What is an archive?

What is an archive? 

In the wake of Foucault’s celebrated (and sometimes vilified) work on archeological considerations of discourses that circulate, organise and constrain in framing thinking, much of debate about archives has settled on ‘the archive’ in a rather totalising way. No end, no beginning, it’s almost everything about something, and always seems to concern things people don’t approve of rather than those they do, archive-as-law.

I have been up to my ears over the last six weeks or so reading Digital Humanities scholarship. Through this it has become apparent that ‘the archive’ is being pressed into related service here, to stand for the meta-collections or meta-repositories, the simulacra of collected items not formerly belonging together, to be found in digital form in e-editions, like the letters and publications of Charles Darwin, or Jane Austen, and in a more modest way the letters of Olive Schreiner.

Much of these discussions are interesting, although some is at the waste of space end of things, but with notable exceptions it doesn’t help with understanding the places called archives and the activities that go on them. And nor does seeing ‘the archive’ as a bit like the desolation of Smaug in the Lord of the Ring novels, all-powerful evil condensed except when countered by Intrepid Researchers telling their archive tales like so many startled hobbits!
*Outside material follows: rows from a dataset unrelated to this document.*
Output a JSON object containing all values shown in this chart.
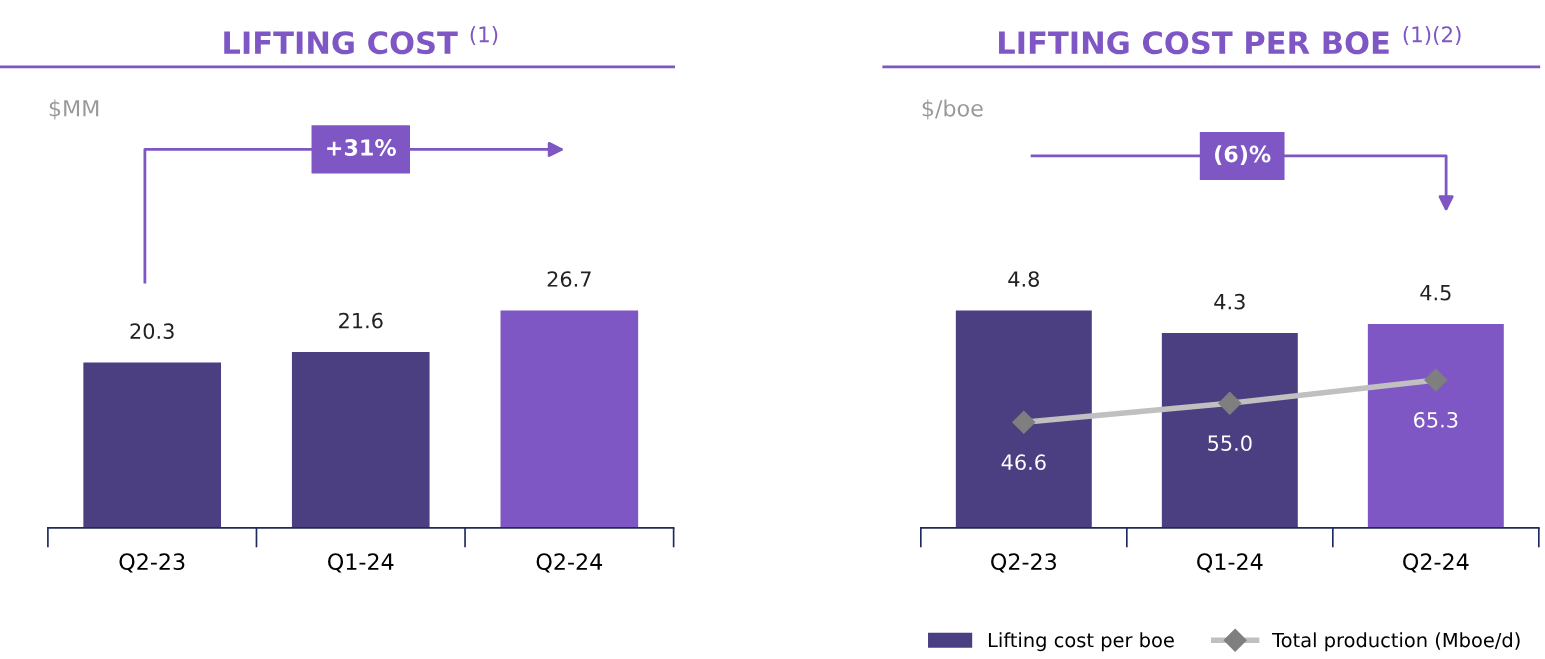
{
  "chart_data": [
    {
      "type": "bar",
      "title": "LIFTING COST $^{(1)}$",
      "ylabel": "$MM",
      "categories": [
        "Q2-23",
        "Q1-24",
        "Q2-24"
      ],
      "values": [
        20.3,
        21.6,
        26.7
      ],
      "colors": [
        "#4b3f82",
        "#4b3f82",
        "#7e57c4"
      ],
      "data_labels": true,
      "tick_labels": "x",
      "annotations": [
        "+31%"
      ],
      "grid": false,
      "legend": false
    },
    {
      "type": "bar",
      "title": "LIFTING COST PER BOE $^{(1)(2)}$",
      "ylabel": "$/boe",
      "categories": [
        "Q2-23",
        "Q1-24",
        "Q2-24"
      ],
      "series": [
        {
          "name": "Lifting cost per boe",
          "type": "bar",
          "colors": [
            "#4b3f82",
            "#4b3f82",
            "#7e57c4"
          ],
          "values": [
            4.8,
            4.3,
            4.5
          ]
        },
        {
          "name": "Total production (Mboe/d)",
          "type": "line",
          "axis": "y2",
          "color": "#c0c0c0",
          "marker": "diamond",
          "values": [
            46.6,
            55.0,
            65.3
          ],
          "value_labels": [
            "46.6",
            "55.0",
            "65.3"
          ]
        }
      ],
      "data_labels": true,
      "tick_labels": "x",
      "annotations": [
        "(6)%"
      ],
      "grid": false,
      "legend": "bottom right"
    }
  ]
}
My own take on this? I plod on, visiting rather mundane places, staffed by largely helpful people, reading things ranging from boring to fascinating. In a very baseline way I call the places I go to archives and the stuff I work on documents in collections. My tales are of the hard graft involved, and it isn’t the nitty-gritty of this that’s important or very interesting (my nearest and dearest flinches whenever I start talking about it), but what the mind working with the remaining traces (Derrida’s term) or tracks (that of Marc Bloch) to make some sense of them in the light of guiding frameworks of ideas (aka that terrible phrase ‘research questions’). But yes, I am aware, very aware, of the complications and critiques and other ways of thinking about ‘the archive’, although these don’t help very much, indeed to be frank don’t have much relevance, when it comes to what Carolyn Steedman in one of her articles refers to as the archive researcher’s daily dogged performance of positivism.